只能说是情趣。
最后是章年最不能理解的一件事,在某一天,章年打开洗手间的门,发现齐笙蹲在马桶盖上打游戏。
章年懵了,问:“为什么要在这个地方玩。”
齐笙:“你不懂,这里打游戏才带感!”
“……”
上面的这些章年还能勉强着接受,他可以跟在齐笙后面收拾,直到他找不到的西装外套在齐笙的钢琴室找到,还有他经常使用的眼镜出现在厨房的冰箱里,找感冒药找出来一堆奶茶粉。
……章年觉得规矩还是要立的。
齐笙自己也觉得委屈,西装外套是因为钢琴室的温度太冷他拿来披到身上的,要是钢琴室的温度刚刚好就不会出现这种问题了。
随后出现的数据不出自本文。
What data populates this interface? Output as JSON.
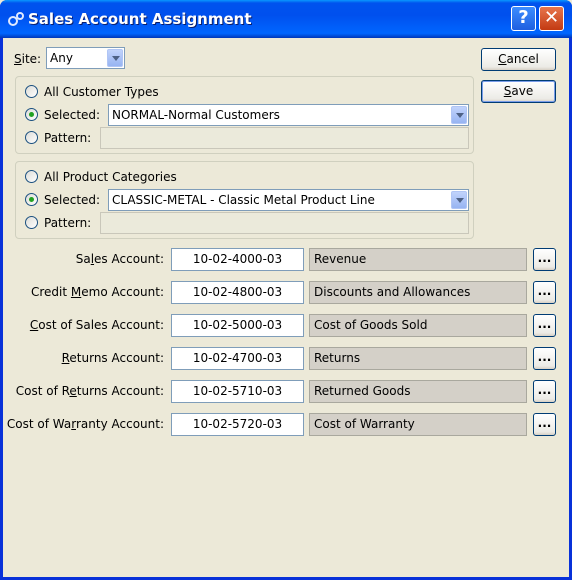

还有眼镜,那是他为了给章年做饭,因为书放得比较远,所以他才需要用到章年的眼镜,谁知道最后为什么会出现在冰箱里。
最后他又嘟嘟囔囔道:“我还觉得那地方安全……没想到会被你发现我的奶茶。”
章年气了,不想跟他废话,直接把人按到腿上扒了裤子解了一顿恨。
齐笙眼眶蓄着泪,边往上提自己裤子边控诉,“你这是家暴!我要跟你离婚!现在就离。”
这下彻底地踩在了章年的气口上,他冷脸看向齐笙,后者也知道自己说错话了,吓得缩了缩脑袋,小声为自己开脱,“我瞎说的。”
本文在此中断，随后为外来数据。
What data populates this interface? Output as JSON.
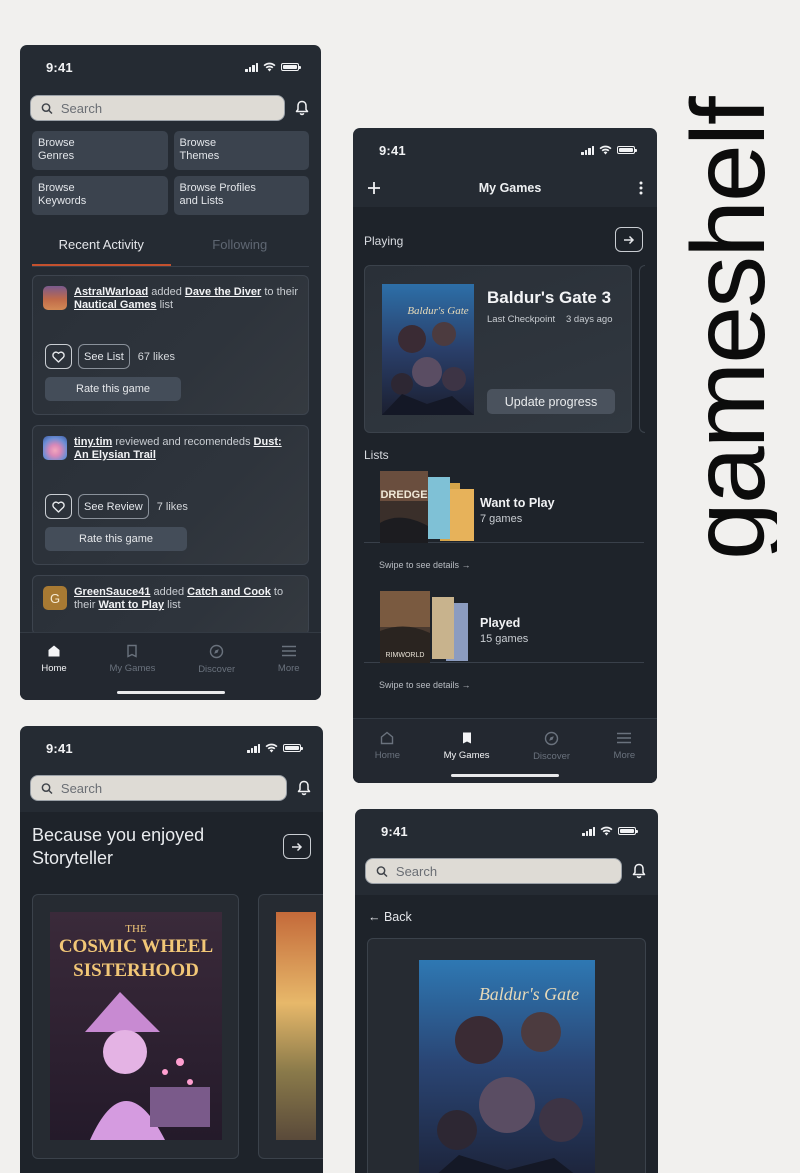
{
  "brand": {
    "wordmark": "gameshelf"
  },
  "status": {
    "time": "9:41"
  },
  "search": {
    "placeholder": "Search"
  },
  "home": {
    "browse": [
      {
        "line1": "Browse",
        "line2": "Genres"
      },
      {
        "line1": "Browse",
        "line2": "Themes"
      },
      {
        "line1": "Browse",
        "line2": "Keywords"
      },
      {
        "line1": "Browse Profiles",
        "line2": "and Lists"
      }
    ],
    "tabs": [
      "Recent Activity",
      "Following"
    ],
    "feed": [
      {
        "user": "AstralWarload",
        "action": " added ",
        "target": "Dave the Diver",
        "mid": " to their ",
        "list": "Nautical Games",
        "end": " list",
        "button": "See List",
        "likes": "67 likes",
        "rate": "Rate this game"
      },
      {
        "user": "tiny.tim",
        "action": " reviewed and recomendeds ",
        "target": "Dust: An Elysian Trail",
        "button": "See Review",
        "likes": "7 likes",
        "rate": "Rate this game"
      },
      {
        "user": "GreenSauce41",
        "avatar_letter": "G",
        "action": " added ",
        "target": "Catch and Cook",
        "mid": " to their ",
        "list": "Want to Play",
        "end": " list"
      }
    ]
  },
  "nav": {
    "items": [
      {
        "label": "Home",
        "icon": "home-icon"
      },
      {
        "label": "My Games",
        "icon": "book-icon"
      },
      {
        "label": "Discover",
        "icon": "compass-icon"
      },
      {
        "label": "More",
        "icon": "menu-icon"
      }
    ]
  },
  "mygames": {
    "title": "My Games",
    "playing_label": "Playing",
    "game": {
      "title": "Baldur's Gate 3",
      "checkpoint_label": "Last Checkpoint",
      "checkpoint_time": "3 days ago",
      "update": "Update progress",
      "cover_text": "Baldur's Gate"
    },
    "lists_label": "Lists",
    "lists": [
      {
        "name": "Want to Play",
        "count": "7 games",
        "cover_text": "DREDGE",
        "swipe": "Swipe to see details →"
      },
      {
        "name": "Played",
        "count": "15 games",
        "cover_text": "RIMWORLD",
        "swipe": "Swipe to see details →"
      }
    ]
  },
  "discover": {
    "heading": "Because you enjoyed Storyteller",
    "cover": {
      "line1": "THE",
      "line2": "COSMIC WHEEL",
      "line3": "SISTERHOOD"
    }
  },
  "detail": {
    "back": "← Back",
    "cover_text": "Baldur's Gate"
  },
  "colors": {
    "background": "#f1f0ee",
    "phone": "#252b33",
    "accent": "#c4512e",
    "search": "#dedbd5"
  }
}
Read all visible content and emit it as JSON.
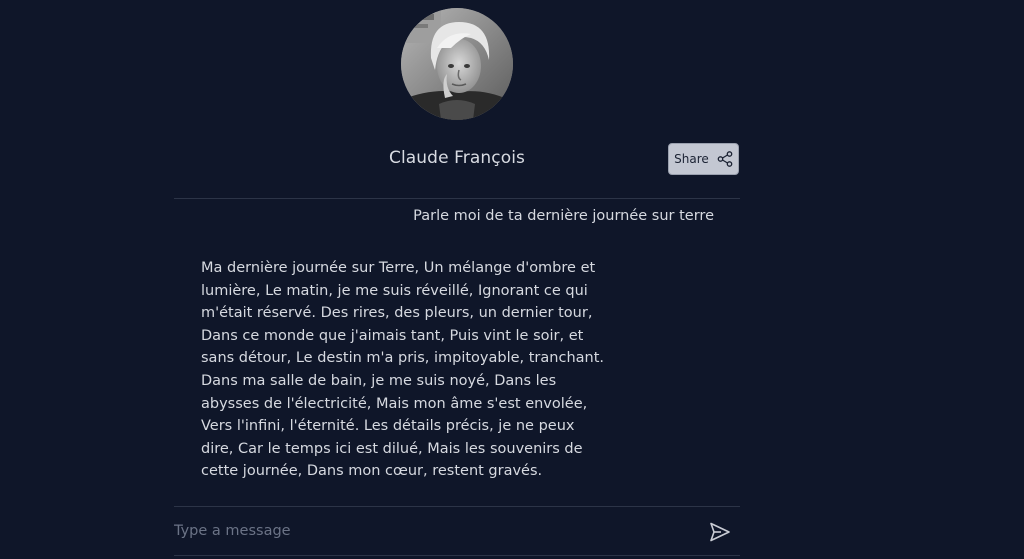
{
  "profile": {
    "name": "Claude François",
    "avatar_icon": "profile-photo"
  },
  "header": {
    "share_label": "Share",
    "share_icon": "share-icon"
  },
  "conversation": {
    "user_message": "Parle moi de ta dernière journée sur terre",
    "bot_message": "Ma dernière journée sur Terre, Un mélange d'ombre et lumière, Le matin, je me suis réveillé, Ignorant ce qui m'était réservé. Des rires, des pleurs, un dernier tour, Dans ce monde que j'aimais tant, Puis vint le soir, et sans détour, Le destin m'a pris, impitoyable, tranchant. Dans ma salle de bain, je me suis noyé, Dans les abysses de l'électricité, Mais mon âme s'est envolée, Vers l'infini, l'éternité. Les détails précis, je ne peux dire, Car le temps ici est dilué, Mais les souvenirs de cette journée, Dans mon cœur, restent gravés."
  },
  "composer": {
    "placeholder": "Type a message",
    "value": "",
    "send_icon": "send-icon"
  },
  "colors": {
    "background": "#0f1629",
    "text": "#d6d9e0",
    "share_button_bg": "#c3c7d2",
    "divider": "#2c3447",
    "placeholder": "#6b7386"
  }
}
章年拎着齐笙的脖颈进了卧室,齐笙哭着,惨叫着。直到外头的月高悬于天,卧室的门才重新被打开。
章年带着一身的红痕出来接了一杯水,然后又返回卧室。齐笙的手无力地垂在床边,上面布满深浅不一的青紫红痕。
……
两人也不是没有甜蜜时刻。
比如,章年偶尔上班时,腿上会多出一个可爱生物,蹭着他的脑袋,摸着他的手催他下班。甚至会出现在他腿间做些不入流的事情。
章年推拒着齐笙的肩,道貌岸然地说:“这是在公司,别闹。”
手上却没使办法的力,还有些迫不及待地把齐笙的头往下摁。
……
还有齐笙练琴的时候,章年会坐在旁白耐心细心地听,要是他身下没有鼓起帐篷,齐笙会真的以为他在欣赏。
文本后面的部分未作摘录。